Greenpeace Luxembourg introduit une opposition formelle contre la relance du nucléaire belge. Sur la foi d’une analyse technique, l’ONG affirme que la remise en service de réacteurs « obsolètes » présente un risque d’accident majeur.
La hausse spectaculaire du prix des énergies fossiles, notamment portée par la guerre en Ukraine, et la nécessaire décarbonation de l’économie face au défi climatique vont-elles éteindre la voix des antinucléaires ? Greenpeace Luxembourg n’est, en tout cas, pas prêt à mettre la sourdine et a annoncé ce lundi 22 mai introduire une opposition formelle contre la relance de deux réacteurs nucléaires belges, Tihange 3, près de Liège, et Doel 4, près d’Anvers. Pour motiver sa démarche, l’ONG s’appuie sur « une analyse technique commandée auprès de deux expertes indépendantes », Oda Becker et Gabrielle Mraz qui travaillent pour Pulswerk, une société de conseil autrichienne. Leur travail est basé sur l’étude d’impact environnemental (EIE) publiée par les autorités belges dans le cadre de la consultation publique.

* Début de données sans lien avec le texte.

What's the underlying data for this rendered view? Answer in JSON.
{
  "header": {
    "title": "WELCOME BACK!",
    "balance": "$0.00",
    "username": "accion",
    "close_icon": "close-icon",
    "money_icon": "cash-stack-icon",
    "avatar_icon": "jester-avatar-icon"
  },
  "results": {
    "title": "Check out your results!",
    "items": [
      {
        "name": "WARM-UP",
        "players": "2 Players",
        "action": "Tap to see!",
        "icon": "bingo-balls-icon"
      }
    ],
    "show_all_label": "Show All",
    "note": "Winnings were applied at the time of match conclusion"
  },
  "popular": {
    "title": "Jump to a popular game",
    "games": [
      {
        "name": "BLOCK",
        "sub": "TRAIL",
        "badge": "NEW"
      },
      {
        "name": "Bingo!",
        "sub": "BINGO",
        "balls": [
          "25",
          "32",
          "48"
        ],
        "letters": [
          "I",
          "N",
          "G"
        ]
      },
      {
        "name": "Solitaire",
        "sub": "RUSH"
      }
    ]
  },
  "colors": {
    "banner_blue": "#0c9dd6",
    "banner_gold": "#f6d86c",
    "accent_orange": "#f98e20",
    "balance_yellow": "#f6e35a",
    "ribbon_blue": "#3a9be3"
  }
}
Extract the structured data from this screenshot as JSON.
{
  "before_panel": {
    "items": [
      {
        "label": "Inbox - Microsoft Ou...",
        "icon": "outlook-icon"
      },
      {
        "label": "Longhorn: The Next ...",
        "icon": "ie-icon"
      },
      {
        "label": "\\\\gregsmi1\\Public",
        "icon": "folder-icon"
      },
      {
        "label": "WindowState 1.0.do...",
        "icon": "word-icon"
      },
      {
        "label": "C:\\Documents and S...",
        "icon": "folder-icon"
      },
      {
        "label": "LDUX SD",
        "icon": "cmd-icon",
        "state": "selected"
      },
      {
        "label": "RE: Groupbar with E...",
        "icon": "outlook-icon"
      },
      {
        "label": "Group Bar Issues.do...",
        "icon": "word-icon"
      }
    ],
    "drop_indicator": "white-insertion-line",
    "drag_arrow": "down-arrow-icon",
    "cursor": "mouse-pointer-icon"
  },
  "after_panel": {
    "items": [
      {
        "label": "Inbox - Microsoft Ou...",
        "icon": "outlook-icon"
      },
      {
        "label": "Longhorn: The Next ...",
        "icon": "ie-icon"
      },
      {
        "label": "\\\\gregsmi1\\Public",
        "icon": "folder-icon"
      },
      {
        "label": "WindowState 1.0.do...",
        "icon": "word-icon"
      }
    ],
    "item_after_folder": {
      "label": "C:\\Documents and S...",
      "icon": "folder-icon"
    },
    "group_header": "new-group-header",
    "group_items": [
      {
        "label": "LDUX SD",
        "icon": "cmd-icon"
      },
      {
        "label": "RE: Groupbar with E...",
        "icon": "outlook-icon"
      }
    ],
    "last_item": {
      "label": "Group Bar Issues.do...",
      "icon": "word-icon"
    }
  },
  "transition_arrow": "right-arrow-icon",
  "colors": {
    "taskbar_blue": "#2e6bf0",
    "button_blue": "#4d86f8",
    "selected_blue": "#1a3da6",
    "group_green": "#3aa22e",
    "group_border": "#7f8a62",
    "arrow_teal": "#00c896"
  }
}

Le document des deux expertes met en évidence la primauté des arguments économiques sur les impératifs de sûreté et de sécurité dans la décision du gouvernement belge. Très dépendante de la Russie, qui représentait la moitié de ses importations énergétiques (pétrole, gaz et uranium) avant le conflit ukrainien, la Belgique veut prolonger la durée de vie de deux réacteurs dont l’arrêt définitif était programmé en 2025 et devait signer l’arrêt définitif de la filière dans le royaume. La relance des deux derniers réacteurs interviendra en 2027 et devra se prolonger jusqu’en 2037, au sein d’une coentreprise détenue à parts égales par l’État belge et l’énergéticien français Engie.
Greenpeace n’épargne aucun grief à ce projet, « que ce soit sur la présentation et la procédure, les déchets nucléaires, les alternatives au projet ou les dangers liés aux événements naturels », écrit l’ONG. La préoccupation majeure porte sur l’obsolescence de Tihange 3 et Doel 4, dont « la qualité des matériaux utilisés se dégrade par le vieillissement physique », notent les deux expertes, estimant que les deux réacteurs ne répondent pas « aux normes et réglementations de sécurité actuelles ». Contrairement aux affirmations des autorités belges, l’analyse conclut que les équipements ne sont pas en adéquation « avec les standards internationaux ».
Pour une information transparente
« L’objectif fondamental de sécurité pour les nouvelles centrales nucléaires est l’exclusion des accidents de fusion du cœur avec des rejets précoces et élevés » rappelle Greenpeace. Mais les réacteurs belges « ne répondent pas à cette exigence, qui doit pourtant être atteinte par les nouvelles centrales nucléaires ». Le risque d’un accident majeur aux conséquences dépassant la Belgique n’est donc pas à exclure, s’alarme l’ONG. « La population et les responsables politiques ont le droit de savoir sur quels points Doel 4 et Tihange 3 ne répondent pas aux normes de sécurité actuelles. De même, les informations sur les mises à niveau techniquement envisageables mais laissées en suspens pour des raisons économiques doivent être diffusées de manière claire et transparente », a appuyé Roger Spautz, chargé de campagne nucléaire chez Greenpeace Luxembourg.
« Étant donné qu’un accident grave à Doel 4 ou Tihange 3 affecterait de vastes régions d’Europe qui iraient au-delà des frontières belges, il serait approprié d’organiser une consultation publique européenne dans le cadre de cette étude d’impact environnemental », préconise l’analyse de Pulswerk. « Le dossier déposé n’est pas complet », tranche pour sa part Roger Spautz : « Les risques les plus importants ont été omis. Et la consultation intervient alors que le gouvernement belge et l’opérateur Engie négocient toujours les modalités de mise en œuvre de l’extension, et que les normes de sécurité sont mises sous pression. »
L’action engagée par Greenpeace Luxembourg contre la Belgique intervient alors que le nucléaire connaît un retour en grâce un peu partout dans le monde, ses promoteurs le présentant comme une panacée dans la lutte contre le changement climatique et pour la souveraineté énergétique. Ce mardi 23 mai, le ministre français de l’Économie, Bruno Le Maire, a ainsi confirmé que la renationalisation totale d’EDF sera achevée le 8 juin avec pour objectif principal une relance massive de la filière nucléaire hexagonale. « Cela va nous permettre de réaliser dans les meilleures conditions possibles le programme de construction de six nouveaux EPR » et « renforce l’indépendance énergétique du pays », a avancé Bruno Le Maire.
Les antinucléaires auront encore de quoi donner de la voix.